Mauritius (French: Maurice), officially the Republic of Mauritius (French: République de Maurice), is an island nation in the Indian Ocean about 2,000 kilometres (1,200 mi) off the southeast coast of the African continent. The islands of Mauritius and Rodrigues form part of the Mascarene Islands, along with nearby Reunion island. The area of the country is 2,040 km2 (790 sq mi). The capital and largest city is Port Louis.
The island is widely known as the only known home of the dodo, which along with several other avian species, was made extinct by human activities relatively shortly after the island’s settlement. The people of Mauritius are multiethnic, multicultural and multilingual. The island’s government is closely modelled on the Westminster parliamentary system, and Mauritius is highly ranked for democracy and for economic and political freedom. Mauritius is the only country in Africa and outside of South Asia where Hinduism is the majority religion. The administration uses English as its main language.
The environment in Mauritius is typically tropical in the coastal regions with forests in the mountainous areas. Seasonal cyclones are destructive to its flora and fauna, although they recover quickly. Mauritius ranked second in an air quality index released by the World Health Organization in 2011. Situated near the Tropic of Capricorn, Mauritius has a tropical climate. There are 2 seasons: a warm humid summer from November to April, with a mean temperature of 24.7 °C (76.5 °F) and a relatively cool dry winter from June to September with a mean temperature of 20.4 °C (68.7 °F).
Mauritius has strong and friendly relations with various African, American, Asian, European and Oceania countries.
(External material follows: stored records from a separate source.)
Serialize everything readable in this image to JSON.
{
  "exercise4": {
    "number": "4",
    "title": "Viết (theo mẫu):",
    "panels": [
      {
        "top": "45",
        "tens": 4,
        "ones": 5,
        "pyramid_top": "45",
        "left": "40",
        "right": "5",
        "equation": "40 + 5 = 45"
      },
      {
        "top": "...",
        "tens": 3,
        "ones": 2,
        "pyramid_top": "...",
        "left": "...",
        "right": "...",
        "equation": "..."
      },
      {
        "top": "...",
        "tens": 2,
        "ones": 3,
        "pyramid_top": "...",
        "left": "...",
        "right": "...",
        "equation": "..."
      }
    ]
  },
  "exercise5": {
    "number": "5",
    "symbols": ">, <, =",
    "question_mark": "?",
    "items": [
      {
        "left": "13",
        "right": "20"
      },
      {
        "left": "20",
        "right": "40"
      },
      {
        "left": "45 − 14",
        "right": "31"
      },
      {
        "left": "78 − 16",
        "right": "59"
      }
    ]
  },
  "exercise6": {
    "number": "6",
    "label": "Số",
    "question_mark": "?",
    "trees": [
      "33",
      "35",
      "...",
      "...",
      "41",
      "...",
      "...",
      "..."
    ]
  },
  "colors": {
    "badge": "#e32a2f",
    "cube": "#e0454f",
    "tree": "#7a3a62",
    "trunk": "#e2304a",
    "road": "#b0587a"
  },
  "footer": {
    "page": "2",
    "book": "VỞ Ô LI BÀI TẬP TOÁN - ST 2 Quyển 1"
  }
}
Considered part of Africa geographically, Mauritius has friendly relations with African states in the region, particularly South Africa, by far its largest continental trading partner. Mauritian investors are gradually entering African markets, notably Madagascar, Mozambique and Zimbabwe. The country’s political heritage and dependence on Western markets have led to close ties with the European Union and its member states, particularly France.
Since independence from Britain in 1968, Mauritius has developed from a low-income, agriculture-based economy to a middle-income diversified economy, based on tourism, textiles, sugar, and financial services. The economic history of Mauritius since independence has been called “the Mauritian Miracle” and the “success of Africa”. In recent years, information and communication technology, seafood, hospitality and property development, healthcare, renewable energy, and education and training have emerged as important sectors, attracting substantial investment from both local and foreign investors.
Mauritius is a major tourist destination, ranking 3rd in the region and 56th globally. It enjoys a tropical climate with clear warm sea waters, beaches, tropical fauna and flora complemented by a multi-ethnic and cultural population. Mauritius received the World’s Leading Island Destination award for the third time and World’s Best Beach at the World Travel Awards in January 2012. Tourists can now climb the Le Morne Brabant mountain, which is listed as a UNESCO World Heritage Site. Issues often encountered by foreign tourists include scams, overcharging and dual pricing.